Do it Birdman! Do it! Is there anyone better at distrupting sporting events than Birdman? Guy just owns the game. First he crashes the U.S. Open, then he's going Lord of the Dance in the end zone for Notre Dame's game in Ireland. Just a tour de force of tom foolery. And it's to the point where I'm starting to watch random sporting events just in case Birdman appears. WNBA basketball on the deuce? Generally not appointment viewing. But what if Birdman appears/the Lynx cover the over? Locked and loaded. He's like Where's Waldo of crashing sporting events. But that's also sort of the problem. You literally never know when he's going to show up. I feel like I need a team of interns just sitting at Strange Brew world headquarters (my parent's house) watching every TV like Tom Cruise in Minority Report just waiting for him to show.

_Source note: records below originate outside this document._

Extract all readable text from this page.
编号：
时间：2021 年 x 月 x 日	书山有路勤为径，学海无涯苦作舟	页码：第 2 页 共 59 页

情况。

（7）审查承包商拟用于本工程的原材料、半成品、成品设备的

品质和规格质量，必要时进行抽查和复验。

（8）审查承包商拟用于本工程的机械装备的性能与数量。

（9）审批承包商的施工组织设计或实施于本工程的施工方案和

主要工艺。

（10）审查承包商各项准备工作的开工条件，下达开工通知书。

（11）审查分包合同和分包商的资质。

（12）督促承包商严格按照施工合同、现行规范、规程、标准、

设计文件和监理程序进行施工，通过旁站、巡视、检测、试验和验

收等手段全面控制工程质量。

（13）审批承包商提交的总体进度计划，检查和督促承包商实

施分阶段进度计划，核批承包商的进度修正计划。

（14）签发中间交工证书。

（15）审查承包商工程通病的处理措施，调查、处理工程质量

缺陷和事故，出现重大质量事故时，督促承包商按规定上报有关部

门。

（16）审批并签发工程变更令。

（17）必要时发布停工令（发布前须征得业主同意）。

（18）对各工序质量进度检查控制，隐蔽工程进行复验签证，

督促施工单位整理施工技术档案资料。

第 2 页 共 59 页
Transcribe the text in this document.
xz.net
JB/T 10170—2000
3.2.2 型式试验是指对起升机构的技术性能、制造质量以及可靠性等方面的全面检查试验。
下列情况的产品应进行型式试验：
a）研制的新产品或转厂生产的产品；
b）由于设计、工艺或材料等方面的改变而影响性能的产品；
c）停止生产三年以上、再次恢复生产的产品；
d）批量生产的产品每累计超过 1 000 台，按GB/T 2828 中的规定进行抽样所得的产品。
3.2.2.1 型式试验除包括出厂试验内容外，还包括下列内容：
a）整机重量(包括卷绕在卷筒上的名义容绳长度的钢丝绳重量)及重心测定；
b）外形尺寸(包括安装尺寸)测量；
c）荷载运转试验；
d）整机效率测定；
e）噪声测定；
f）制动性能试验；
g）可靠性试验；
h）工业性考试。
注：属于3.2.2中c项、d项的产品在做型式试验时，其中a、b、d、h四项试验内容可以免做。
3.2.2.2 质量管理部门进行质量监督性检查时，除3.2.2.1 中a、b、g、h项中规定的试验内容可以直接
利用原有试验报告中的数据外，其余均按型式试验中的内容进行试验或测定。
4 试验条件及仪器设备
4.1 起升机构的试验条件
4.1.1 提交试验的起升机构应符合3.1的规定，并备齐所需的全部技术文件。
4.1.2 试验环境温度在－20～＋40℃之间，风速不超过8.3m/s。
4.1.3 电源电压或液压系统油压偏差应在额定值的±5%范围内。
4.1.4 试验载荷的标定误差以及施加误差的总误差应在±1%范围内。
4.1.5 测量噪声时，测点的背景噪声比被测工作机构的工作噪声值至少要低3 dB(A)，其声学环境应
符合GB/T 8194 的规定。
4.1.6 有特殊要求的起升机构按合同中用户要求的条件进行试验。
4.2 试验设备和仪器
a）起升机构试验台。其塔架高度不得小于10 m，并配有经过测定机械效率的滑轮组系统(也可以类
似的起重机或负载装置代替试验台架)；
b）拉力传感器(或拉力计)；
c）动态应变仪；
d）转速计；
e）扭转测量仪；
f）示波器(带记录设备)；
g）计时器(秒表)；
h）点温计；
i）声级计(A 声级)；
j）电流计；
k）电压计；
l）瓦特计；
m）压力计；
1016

Sneaky favorite part of this video is the response time by the Irish security. Hey guys! We got Birdman doing the truffle shuffle in the end zone! Wanna get on that? I guess in hindsight though you've got 70,000 Irish fans who have been tailgating all day and pounding beers with 15% alcohol. One person doing a jig in the end zone is a best case scenario on the list of things that could have gone wrong.
PS: I think when I originally blogged about Birdman distrupting the US Open I made fun of Webb Simpson's 'enjoy the jail cell' quip and then said something about the fact that we'll remember Birdman's name a lot longer than Webb Simpson. Well two months later and I already had to google 'who won the us open birdman video' just to find out Webb's name. Birdman: 2 Webb Simpson: 0. Just keep polishing that trophy no one cares about while Birdman continues to be internet-famous.